When we built the summer house/cabin/hovel in 1977, we needed to dig a well, and someone, probably the plumber, hired a dowser. I didn’t approve – I would have hired a credentialed hydraulic engineer. For me, dowsers belongs in the same crazy box as astrologers, phrenologists, flat-earthers, Shakespeare-author conspiracists, along with the lunatics who report on visits to the earth by ancient astronauts. Nevertheless, a dowser arrived, an elderly gentleman. Curiously, he dowsed with an old pair of rusted pliers rather than the traditional forked willow stick. He was an enthusiast for his trade and, ignoring my skepticism, showed my how to cut a willow and exactly how to hold it. After he left, I tried it out. A most odd experience, one of the oddest in my life, then took place. As I walked about, brandishing the rod, from time to time the tip of the willow would turn suddenly down. Not in a subtle way, but forcefully and dramatically – strongly enough to redden and even slightly cut the palms of my hands.
Even more strange -- if I handed the willow to another person and he or she walked about, nothing happened. Nothing, that is, until I held that person's wrist. Then the dowsing rod went all crazy and twisted downward out of the holder's hands.
It was a wondrous incredible experience and is vivid in my memory now these fifty years. But it was a one time only event.
Every once in a while, over the decades, just for fun, I would cut a piece of willow and walk about, but I’ve never been able to reproduce the phenomenon. The dowsing rod doesn’t dowse, doesn’t do anything at all; just behaves like an ordinary piece of wood.

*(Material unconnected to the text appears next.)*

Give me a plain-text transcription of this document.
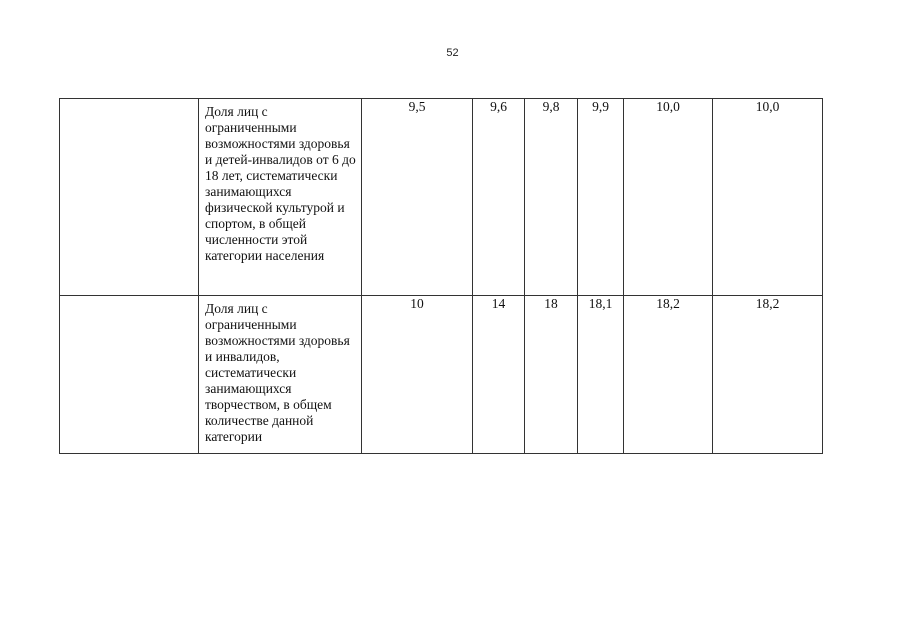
52

	Доля лиц с ограниченными возможностями здоровья и детей-инвалидов от 6 до 18 лет, систематически занимающихся физической культурой и спортом, в общей численности этой категории населения	9,5	9,6	9,8	9,9	10,0	10,0

	Доля лиц с ограниченными возможностями здоровья и инвалидов, систематически занимающихся творчеством, в общем количестве данной категории	10	14	18	18,1	18,2	18,2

I don't believe in dowsing. I don't believe that you can find underground water, or even underground electric wires as some think, by walking about with a piece of willow in your hands. On the other hand, I know that something peculiar and very real happened to me that one time. Was there water underground. I don't know, but I know that I wouldn't dig a hole on the basis of that fleeting evidence. I am a man of reason, or at least I like to think so.
Incidentally, the place that the 1977 dowser picked out for us to dig was a great success. We've enjoyed a bounteous supply of water for all these many years.
But now that I know more about wells than I did half a century ago, I can read the landscape well enough to recognize that the dowser picked an obvious place to dig a well -- with or without the help of his magical pliers.